Si menciono a Roald Dahl, puede que no haya una gran cantidad de personas a la que le suene tal nombre. En cambio, si enumero libros infantiles como Las brujas, Charlie y la fábrica de chocolate, James y el melocotón gigante, El gran gigante bonachón y Matilda, seguramente este autor resulte más conocido.

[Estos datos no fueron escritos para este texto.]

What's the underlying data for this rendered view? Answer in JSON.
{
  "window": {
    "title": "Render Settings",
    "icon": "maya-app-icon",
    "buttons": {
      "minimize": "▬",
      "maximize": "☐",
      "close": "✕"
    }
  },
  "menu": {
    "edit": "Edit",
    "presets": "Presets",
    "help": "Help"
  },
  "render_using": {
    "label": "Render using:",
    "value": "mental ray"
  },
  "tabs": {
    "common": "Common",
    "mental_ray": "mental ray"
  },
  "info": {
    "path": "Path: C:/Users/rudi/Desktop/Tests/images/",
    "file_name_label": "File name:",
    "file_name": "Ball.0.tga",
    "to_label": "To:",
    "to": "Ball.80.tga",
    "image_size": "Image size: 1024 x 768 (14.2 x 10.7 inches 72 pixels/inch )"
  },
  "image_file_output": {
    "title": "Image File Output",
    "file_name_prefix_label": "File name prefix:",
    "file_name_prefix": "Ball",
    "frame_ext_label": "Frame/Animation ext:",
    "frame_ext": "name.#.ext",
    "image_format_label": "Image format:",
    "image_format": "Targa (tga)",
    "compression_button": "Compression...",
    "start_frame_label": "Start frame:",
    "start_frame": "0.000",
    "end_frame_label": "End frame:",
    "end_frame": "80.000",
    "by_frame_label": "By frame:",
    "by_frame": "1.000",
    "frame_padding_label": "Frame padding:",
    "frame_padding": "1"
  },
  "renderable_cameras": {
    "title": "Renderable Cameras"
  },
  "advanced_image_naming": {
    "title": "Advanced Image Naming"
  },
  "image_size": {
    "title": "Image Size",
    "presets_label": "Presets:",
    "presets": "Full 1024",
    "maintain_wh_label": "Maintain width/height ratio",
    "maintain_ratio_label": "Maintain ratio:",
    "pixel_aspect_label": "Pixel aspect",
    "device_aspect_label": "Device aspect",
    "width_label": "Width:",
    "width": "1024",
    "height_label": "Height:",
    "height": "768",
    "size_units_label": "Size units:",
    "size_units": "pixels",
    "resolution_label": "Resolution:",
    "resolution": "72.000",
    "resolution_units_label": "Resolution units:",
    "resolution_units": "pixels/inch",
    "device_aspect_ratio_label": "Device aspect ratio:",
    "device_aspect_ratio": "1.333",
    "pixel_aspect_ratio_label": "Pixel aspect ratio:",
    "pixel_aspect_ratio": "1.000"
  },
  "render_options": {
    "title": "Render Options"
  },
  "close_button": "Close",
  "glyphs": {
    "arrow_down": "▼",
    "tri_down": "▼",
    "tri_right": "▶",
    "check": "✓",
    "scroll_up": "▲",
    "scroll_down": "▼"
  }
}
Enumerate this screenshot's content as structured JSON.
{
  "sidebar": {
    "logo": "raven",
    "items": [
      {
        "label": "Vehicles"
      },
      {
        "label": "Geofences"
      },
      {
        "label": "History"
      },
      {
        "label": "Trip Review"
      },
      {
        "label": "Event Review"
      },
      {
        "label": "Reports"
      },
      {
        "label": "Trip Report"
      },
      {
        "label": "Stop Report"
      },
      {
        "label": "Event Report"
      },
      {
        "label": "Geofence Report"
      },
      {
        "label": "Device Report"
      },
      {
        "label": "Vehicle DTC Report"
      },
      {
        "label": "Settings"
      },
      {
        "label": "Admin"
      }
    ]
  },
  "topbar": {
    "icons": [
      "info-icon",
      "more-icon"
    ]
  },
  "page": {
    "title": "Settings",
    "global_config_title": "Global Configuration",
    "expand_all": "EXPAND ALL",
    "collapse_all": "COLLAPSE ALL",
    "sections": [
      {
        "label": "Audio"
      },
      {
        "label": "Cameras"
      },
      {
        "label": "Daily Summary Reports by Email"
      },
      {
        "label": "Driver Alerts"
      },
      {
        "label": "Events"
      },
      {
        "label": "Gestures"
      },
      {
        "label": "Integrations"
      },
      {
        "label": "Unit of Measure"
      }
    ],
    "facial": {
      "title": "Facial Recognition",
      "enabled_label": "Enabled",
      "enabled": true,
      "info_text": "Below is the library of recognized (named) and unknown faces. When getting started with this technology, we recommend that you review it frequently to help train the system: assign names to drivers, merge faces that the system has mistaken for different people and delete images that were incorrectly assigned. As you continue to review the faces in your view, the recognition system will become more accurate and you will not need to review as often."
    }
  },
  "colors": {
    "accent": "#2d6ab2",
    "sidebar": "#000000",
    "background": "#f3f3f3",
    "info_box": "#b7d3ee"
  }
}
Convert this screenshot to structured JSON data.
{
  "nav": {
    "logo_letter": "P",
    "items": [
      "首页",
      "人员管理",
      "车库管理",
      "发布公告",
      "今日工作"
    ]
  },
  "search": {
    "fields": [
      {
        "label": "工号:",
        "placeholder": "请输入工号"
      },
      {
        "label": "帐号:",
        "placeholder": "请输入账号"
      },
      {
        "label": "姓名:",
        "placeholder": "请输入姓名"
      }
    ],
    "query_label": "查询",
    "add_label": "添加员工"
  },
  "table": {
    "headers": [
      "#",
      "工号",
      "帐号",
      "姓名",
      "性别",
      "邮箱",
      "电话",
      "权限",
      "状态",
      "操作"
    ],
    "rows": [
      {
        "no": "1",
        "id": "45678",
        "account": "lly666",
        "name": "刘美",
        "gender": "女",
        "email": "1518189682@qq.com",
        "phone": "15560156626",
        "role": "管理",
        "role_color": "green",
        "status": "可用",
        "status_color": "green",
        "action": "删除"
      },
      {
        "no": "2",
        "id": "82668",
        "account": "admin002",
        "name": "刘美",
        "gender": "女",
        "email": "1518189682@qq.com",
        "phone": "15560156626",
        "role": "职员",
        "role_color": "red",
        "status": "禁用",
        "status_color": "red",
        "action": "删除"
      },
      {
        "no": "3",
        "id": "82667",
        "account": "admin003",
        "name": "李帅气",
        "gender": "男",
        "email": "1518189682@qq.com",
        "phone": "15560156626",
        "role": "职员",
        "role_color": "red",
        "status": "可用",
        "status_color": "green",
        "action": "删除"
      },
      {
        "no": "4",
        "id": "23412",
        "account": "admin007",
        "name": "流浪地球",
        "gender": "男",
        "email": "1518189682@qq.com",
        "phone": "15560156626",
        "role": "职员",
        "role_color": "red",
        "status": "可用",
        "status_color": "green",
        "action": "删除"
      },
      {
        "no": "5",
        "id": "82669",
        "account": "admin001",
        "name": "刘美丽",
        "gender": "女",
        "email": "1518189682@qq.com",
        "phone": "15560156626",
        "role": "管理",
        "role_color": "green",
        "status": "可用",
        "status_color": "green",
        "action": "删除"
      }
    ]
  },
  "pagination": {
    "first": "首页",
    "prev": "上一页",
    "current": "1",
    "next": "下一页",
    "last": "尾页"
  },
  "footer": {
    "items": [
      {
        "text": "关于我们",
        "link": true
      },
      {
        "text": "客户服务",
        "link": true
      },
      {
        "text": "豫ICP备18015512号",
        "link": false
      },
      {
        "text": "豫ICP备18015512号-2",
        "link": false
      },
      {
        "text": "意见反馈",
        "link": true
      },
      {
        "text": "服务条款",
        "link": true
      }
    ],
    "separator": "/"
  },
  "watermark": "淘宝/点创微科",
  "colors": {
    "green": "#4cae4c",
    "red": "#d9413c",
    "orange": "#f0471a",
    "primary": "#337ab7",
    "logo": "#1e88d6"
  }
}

Durante los primeros años noventa, cuando yo aún iba a caballo entre la infancia y la adolescencia, y todavía no había aterrizado en España el fenómeno de Harry Potter y la moda de las sagas de historias que se estiran hasta el infinito y más allá, los libros de Roald Dahl me causaron fascinación por su extraordinaria imaginación. Sus cuentos eran protagonizados por niños, comúnmente acosados por villanos, y a menudo recurrían a la magia o a sus capacidades especiales para superar cuanto obstáculo se les interpusiera en el camino. Las páginas de estos libros se encontraban plagadas de una sustancia invisible que te mantenía pegado a ellas, una materia que por aquel entonces no supe identificar, pero que ahora sí alcanzo a reconocer: dosis de humor negro y dulce crueldad adaptadas para niños.
Yo ya sabía que Roald Dahl tenía otra faceta más adulta, pero nunca le presté demasiada atención hasta que cayó en mis manos este Relatos de lo inesperado. Parecía la ocasión perfecta para comprobar hasta qué punto desplegaba su arsenal de humor negro y crueldad, y por qué motivo Alfred Hitchcock había adaptado para la televisión muchas de sus historias.